Ryan Deering of the UC Davis Arboretum staff
will lead the "Learn & Shop" landscape class,
but a week later than originally scheduled.
(Photo: Courtesy UC Davis Arboretum)
Wednesday walk cancelled; landscape class rescheduled

Heavy rain on Wednesday cancelled one event at the UC Davis Arboretum and prompted rescheduling of another.

With 2 to 3 inches of rain forecast, soggy conditions nixed the monthly “Walk with Warren,” originally set for noon Wednesday. Master gardeners Judy Hecomovich, Donna Moyer and Pat Dressendorf were scheduled to lead this tour through the arboretum gardens, subbing for arboretum director emeritus Warren Roberts.

“Learn & Shop: Shape and Texture for Garden Impact,” which had been set for Wednesday morning, has been rescheduled to 10 a.m. next Wednesday, Feb. 20. With the rescheduling, a few slots may still be available in that class, which is open to Friends of the Arboretum. New members can sign up at the same time as class registration.

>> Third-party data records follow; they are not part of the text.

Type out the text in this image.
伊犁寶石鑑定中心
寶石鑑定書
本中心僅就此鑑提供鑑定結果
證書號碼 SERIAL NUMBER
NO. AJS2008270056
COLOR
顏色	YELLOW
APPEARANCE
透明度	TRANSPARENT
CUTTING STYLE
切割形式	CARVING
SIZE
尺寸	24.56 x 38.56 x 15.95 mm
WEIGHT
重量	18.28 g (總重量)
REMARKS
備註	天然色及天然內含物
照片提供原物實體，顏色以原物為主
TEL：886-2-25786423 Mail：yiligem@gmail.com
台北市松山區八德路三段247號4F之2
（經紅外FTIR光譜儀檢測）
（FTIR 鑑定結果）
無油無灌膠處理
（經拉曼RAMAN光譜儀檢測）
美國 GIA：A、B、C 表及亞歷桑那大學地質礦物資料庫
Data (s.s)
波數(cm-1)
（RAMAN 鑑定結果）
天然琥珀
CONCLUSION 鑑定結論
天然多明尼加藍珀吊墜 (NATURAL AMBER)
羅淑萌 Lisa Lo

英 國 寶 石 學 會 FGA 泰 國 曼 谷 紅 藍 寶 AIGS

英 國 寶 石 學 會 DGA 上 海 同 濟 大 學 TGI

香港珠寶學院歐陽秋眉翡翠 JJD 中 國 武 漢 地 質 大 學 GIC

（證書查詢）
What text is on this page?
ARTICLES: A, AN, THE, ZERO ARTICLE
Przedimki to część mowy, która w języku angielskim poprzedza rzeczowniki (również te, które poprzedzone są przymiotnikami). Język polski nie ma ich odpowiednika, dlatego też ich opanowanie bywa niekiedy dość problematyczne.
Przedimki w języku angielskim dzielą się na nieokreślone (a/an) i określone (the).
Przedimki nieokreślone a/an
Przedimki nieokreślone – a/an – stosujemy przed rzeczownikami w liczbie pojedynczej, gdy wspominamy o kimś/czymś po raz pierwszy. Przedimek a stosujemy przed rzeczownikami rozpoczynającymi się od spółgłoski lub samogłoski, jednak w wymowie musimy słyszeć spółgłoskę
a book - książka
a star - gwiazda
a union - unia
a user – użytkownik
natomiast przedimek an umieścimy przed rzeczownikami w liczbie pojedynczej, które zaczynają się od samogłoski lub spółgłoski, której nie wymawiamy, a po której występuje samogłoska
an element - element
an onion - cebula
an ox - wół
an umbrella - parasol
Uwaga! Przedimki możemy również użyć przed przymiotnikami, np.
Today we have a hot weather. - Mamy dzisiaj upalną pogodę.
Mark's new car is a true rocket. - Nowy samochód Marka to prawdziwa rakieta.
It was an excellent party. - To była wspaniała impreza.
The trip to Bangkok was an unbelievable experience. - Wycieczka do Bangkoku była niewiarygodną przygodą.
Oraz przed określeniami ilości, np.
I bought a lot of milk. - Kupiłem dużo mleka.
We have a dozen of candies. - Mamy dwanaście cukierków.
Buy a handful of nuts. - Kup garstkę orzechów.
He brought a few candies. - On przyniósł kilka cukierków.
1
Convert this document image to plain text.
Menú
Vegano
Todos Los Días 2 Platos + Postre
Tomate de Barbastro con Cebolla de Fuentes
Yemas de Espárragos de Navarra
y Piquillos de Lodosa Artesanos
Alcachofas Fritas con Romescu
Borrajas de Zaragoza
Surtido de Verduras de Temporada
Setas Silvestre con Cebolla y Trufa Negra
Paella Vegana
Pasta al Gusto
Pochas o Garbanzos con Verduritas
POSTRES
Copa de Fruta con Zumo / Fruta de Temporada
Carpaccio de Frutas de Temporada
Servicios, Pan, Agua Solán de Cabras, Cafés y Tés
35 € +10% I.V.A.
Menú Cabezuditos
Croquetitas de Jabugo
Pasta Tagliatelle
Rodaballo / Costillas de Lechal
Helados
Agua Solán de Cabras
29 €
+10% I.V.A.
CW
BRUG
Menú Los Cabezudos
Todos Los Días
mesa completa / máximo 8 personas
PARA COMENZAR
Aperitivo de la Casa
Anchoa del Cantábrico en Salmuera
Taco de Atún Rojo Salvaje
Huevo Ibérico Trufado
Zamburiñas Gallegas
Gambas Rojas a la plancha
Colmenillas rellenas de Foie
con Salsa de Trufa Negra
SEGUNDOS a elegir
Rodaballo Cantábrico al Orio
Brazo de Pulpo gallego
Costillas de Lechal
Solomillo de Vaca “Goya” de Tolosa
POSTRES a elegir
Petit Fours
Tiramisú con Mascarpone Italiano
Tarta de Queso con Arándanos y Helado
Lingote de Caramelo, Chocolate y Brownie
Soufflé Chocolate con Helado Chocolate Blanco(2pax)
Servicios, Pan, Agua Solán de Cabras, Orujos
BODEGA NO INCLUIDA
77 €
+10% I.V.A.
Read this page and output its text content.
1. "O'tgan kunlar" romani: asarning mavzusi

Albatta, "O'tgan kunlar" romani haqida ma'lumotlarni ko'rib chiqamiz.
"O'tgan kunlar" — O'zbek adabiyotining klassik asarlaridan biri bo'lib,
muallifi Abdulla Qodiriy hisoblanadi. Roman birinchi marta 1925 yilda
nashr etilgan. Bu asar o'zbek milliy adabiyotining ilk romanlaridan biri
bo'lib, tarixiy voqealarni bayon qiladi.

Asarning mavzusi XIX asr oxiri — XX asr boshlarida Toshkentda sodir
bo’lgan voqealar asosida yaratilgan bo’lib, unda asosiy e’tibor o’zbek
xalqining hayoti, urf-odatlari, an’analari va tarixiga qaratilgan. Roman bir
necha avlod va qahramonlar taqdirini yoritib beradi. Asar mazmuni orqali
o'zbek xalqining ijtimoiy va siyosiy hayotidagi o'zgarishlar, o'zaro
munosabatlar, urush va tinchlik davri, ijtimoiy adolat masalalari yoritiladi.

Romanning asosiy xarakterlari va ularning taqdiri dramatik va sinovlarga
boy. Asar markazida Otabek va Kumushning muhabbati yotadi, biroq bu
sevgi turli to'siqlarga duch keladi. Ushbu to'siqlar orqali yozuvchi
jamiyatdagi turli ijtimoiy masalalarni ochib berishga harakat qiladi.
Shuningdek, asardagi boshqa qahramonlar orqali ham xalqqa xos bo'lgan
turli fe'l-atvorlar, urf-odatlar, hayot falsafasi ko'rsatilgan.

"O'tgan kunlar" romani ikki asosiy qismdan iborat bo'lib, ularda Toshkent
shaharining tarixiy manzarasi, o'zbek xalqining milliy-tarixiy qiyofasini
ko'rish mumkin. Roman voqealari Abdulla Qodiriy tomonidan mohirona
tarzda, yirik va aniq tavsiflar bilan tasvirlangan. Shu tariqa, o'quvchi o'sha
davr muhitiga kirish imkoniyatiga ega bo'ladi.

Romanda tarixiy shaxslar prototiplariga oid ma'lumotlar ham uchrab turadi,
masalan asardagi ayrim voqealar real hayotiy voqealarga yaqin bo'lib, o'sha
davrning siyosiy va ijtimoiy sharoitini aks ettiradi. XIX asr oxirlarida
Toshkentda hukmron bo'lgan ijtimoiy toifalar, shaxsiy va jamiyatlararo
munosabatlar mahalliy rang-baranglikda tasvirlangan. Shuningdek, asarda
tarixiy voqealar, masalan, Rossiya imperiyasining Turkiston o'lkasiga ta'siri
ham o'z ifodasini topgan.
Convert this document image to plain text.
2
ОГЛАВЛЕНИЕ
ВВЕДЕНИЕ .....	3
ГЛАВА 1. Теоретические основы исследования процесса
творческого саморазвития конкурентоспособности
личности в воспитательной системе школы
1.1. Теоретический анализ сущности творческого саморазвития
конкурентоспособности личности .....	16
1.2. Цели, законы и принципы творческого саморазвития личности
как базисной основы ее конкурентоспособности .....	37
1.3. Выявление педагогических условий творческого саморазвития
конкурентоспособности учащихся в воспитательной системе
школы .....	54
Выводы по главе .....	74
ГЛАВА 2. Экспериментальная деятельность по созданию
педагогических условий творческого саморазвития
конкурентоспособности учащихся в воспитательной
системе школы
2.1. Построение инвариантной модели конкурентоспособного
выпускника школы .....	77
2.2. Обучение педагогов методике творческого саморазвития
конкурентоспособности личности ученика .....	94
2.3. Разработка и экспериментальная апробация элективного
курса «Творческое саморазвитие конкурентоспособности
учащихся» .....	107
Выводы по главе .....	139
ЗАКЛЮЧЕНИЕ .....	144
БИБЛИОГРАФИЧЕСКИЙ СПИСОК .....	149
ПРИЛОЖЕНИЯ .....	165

In this two-hour course, staff horticulturist Ryan Deering will lead the class on a guided walking tour through the arboretum’s West End gardens to show how a variety of plants makes the greatest visual impact. He’ll offer his suggestions of different plants for various garden situations as well as some of his favorite pairings. Following the tour, attendees enjoy a private sale at the Arboretum Teaching Nursery and a chance to take home some of the unusual water-wise shrubs, perennials and trees they saw in the arboretum gardens.

Advance registration is required. Fee is $24 for Friends, $36 with a reserved parking space in the nursery’s lot. Additional parking ($9) is available in the campus lots.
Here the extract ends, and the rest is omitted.